Minivan B (41.97%): 6 seats, 2ft cargo, gas engine, $30. This minivan has the highest market share, suggesting that consumers highly value the combination of a lower price ($30) with standard features (6 seats, 2ft cargo, gas engine). This option appears to be the most cost-effective and appeals to the majority of consumers.

Minivan C (31.31%): 8 seats, 2ft cargo, gas engine, $30. This minivan also has a significant market share, indicating that some consumers are willing to opt for a vehicle with more seating capacity at the same price. The additional seats (8 seats) add utility, making it an attractive option despite not being the top choice.

Moderate Market Share Minivan A (11.61%): 7 seats, 2ft cargo, hybrid engine, $30. The hybrid engine in this minivan reduces its market share compared to the purely gas-powered options at the same price point. While hybrid engines are generally valued for their efficiency, the preference in this case seems to be towards conventional gas engines at a lower price.

Low Market Share Minivan F (5.24%): 7 seats, 2ft cargo, hybrid engine, $35. The increase in price to $35, coupled with similar features as Minivan A, significantly lowers its market share.

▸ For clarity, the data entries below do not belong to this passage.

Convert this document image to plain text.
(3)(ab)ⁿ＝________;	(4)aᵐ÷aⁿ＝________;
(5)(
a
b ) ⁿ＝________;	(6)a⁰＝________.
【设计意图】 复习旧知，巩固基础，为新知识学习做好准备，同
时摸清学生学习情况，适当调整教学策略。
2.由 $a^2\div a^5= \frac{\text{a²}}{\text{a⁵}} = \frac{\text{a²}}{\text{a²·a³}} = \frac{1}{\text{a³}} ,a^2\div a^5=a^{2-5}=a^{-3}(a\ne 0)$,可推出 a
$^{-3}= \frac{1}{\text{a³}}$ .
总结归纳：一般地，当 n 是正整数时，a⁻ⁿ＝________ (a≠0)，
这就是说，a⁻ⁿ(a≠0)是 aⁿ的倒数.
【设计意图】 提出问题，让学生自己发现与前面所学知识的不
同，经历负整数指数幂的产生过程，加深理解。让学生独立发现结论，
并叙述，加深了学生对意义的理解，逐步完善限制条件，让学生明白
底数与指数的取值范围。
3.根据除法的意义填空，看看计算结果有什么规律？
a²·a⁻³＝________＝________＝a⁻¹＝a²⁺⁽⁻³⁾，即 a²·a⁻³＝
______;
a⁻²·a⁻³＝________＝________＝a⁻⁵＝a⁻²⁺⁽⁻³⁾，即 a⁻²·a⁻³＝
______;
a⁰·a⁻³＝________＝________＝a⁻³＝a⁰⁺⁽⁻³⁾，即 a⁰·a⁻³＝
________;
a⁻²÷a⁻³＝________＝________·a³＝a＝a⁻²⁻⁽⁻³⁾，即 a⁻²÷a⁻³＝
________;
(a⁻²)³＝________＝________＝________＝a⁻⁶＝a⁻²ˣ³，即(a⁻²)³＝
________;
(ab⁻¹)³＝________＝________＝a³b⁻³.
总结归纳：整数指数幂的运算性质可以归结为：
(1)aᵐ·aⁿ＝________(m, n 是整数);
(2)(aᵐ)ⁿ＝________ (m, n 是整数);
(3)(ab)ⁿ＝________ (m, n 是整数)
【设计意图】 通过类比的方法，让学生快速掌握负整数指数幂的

This suggests that consumers are sensitive to price increases and are less inclined to pay an extra $5 for a similar hybrid vehicle with the same number of seats and cargo space.

Minivan D (7.84%): 7 seats, 3ft cargo, gas engine, $40. Despite offering more cargo space (3ft), the higher price of $40 detracts from its attractiveness. This indicates that the additional cargo space does not compensate for the higher price for most consumers.

Minivan E (2.04%): 6 seats, 2ft cargo, electric engine, $40. This minivan has the lowest market share, suggesting that consumers place a relatively low value on electric engines in this context, especially when paired with a high price. The cost does not justify the perceived benefits of the electric engine, resulting in minimal consumer interest.

Key Takeaways:

Price Sensitivity: Consumers show a strong preference for lower-priced options. Minivans priced at $30 dominate the market shares, indicating high price sensitivity.

Engine Type Preferences: Gas engines are favored over hybrid and electric engines, reflecting either cost concerns or possibly a lack of perceived additional value from alternative engine types at higher prices.

Feature Trade-offs: Additional features like more seats or cargo space are valued but have a diminishing return when paired with higher prices. Consumers appear to balance their preferences for additional features with their willingness to pay more.